From each obelisk, scenes from the past began to emerge, but all of them were distorted. Children who didn't remember their mothers. Warriors who forgot what they fought for. Mages who sought Resonance — and found emptiness.
— "It's… like an echo of losses," Tarion whispered.
But among the distorted images, one figure stood out. Tall, with elegant gestures, in a silver-grey cloak. His eyes — full of serenity.
— "Lian?" Laina whispered, surprised. — "Is that… you?"
And indeed, the figure was his. But he didn't answer. He himself looked stunned.— "I… don't remember this moment," Lian said. — "But I was here. I was in this node. With the Order…"
The vision in the hall with the obelisks began to intensify. From fragments of shadows, another image appeared — Cael'Theron in white robes, saying something to Lian. The words were inaudible, only a tense gaze.
Lian stepped forward, seemingly not understanding why. His touch to his shadowy self activated a new wave of memories, which expanded and drew everyone into the space between reality and memory.
They all suddenly found themselves in a hall full of arches, each showing a different moment — but all related to loss. To erased history. To moments when something was torn from the soul.
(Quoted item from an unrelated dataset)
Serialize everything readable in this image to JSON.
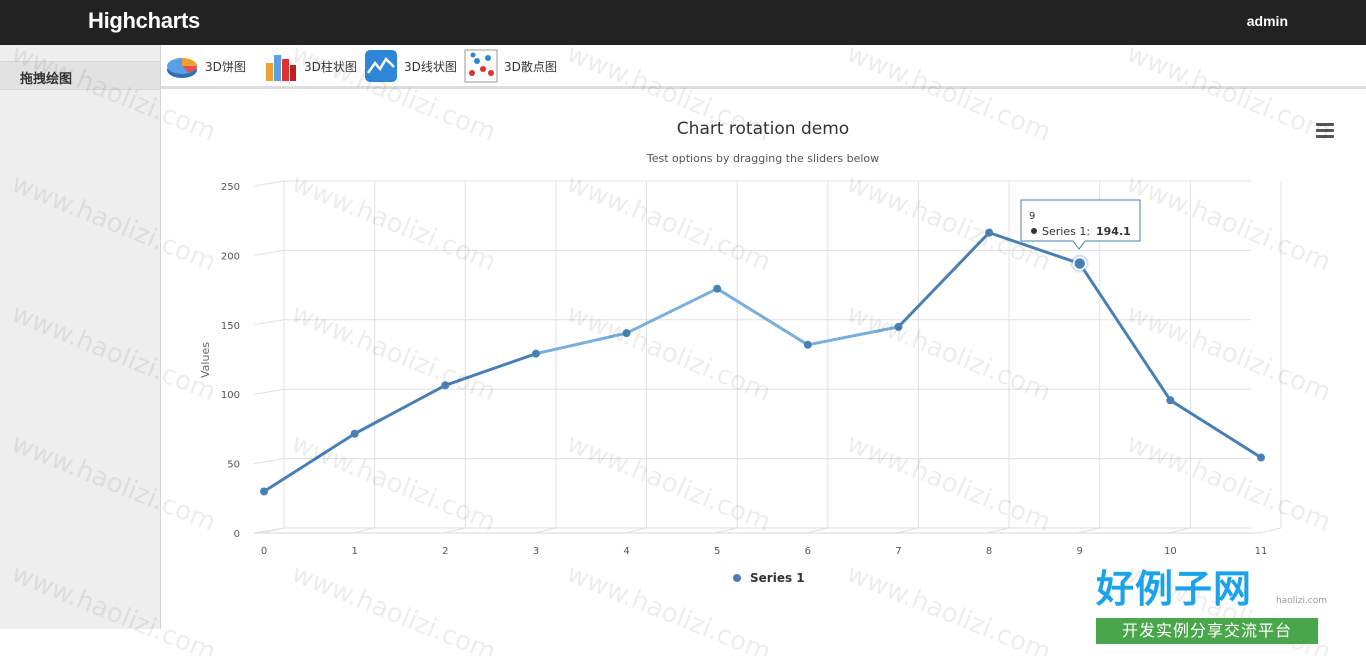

In the center of the hall stood Cael'Theron. But this time — in full form, not distorted, not shadowy. His gaze was not evil, not filled with hatred.
He was emotionless.
— "You're still here," he said. — "The Node hasn't broken you. Perhaps that's the problem."
— "Tell us the truth," Tarion said. — "If you want us to understand you — show us."
Cael'Theron inclined his head.
— "Do you truly want to know why I do this?"
They nodded.
— "Then… go further."
He vanished. And another passage opened before them — deeper into the heart of the node, where, as they already sensed, the truth awaited.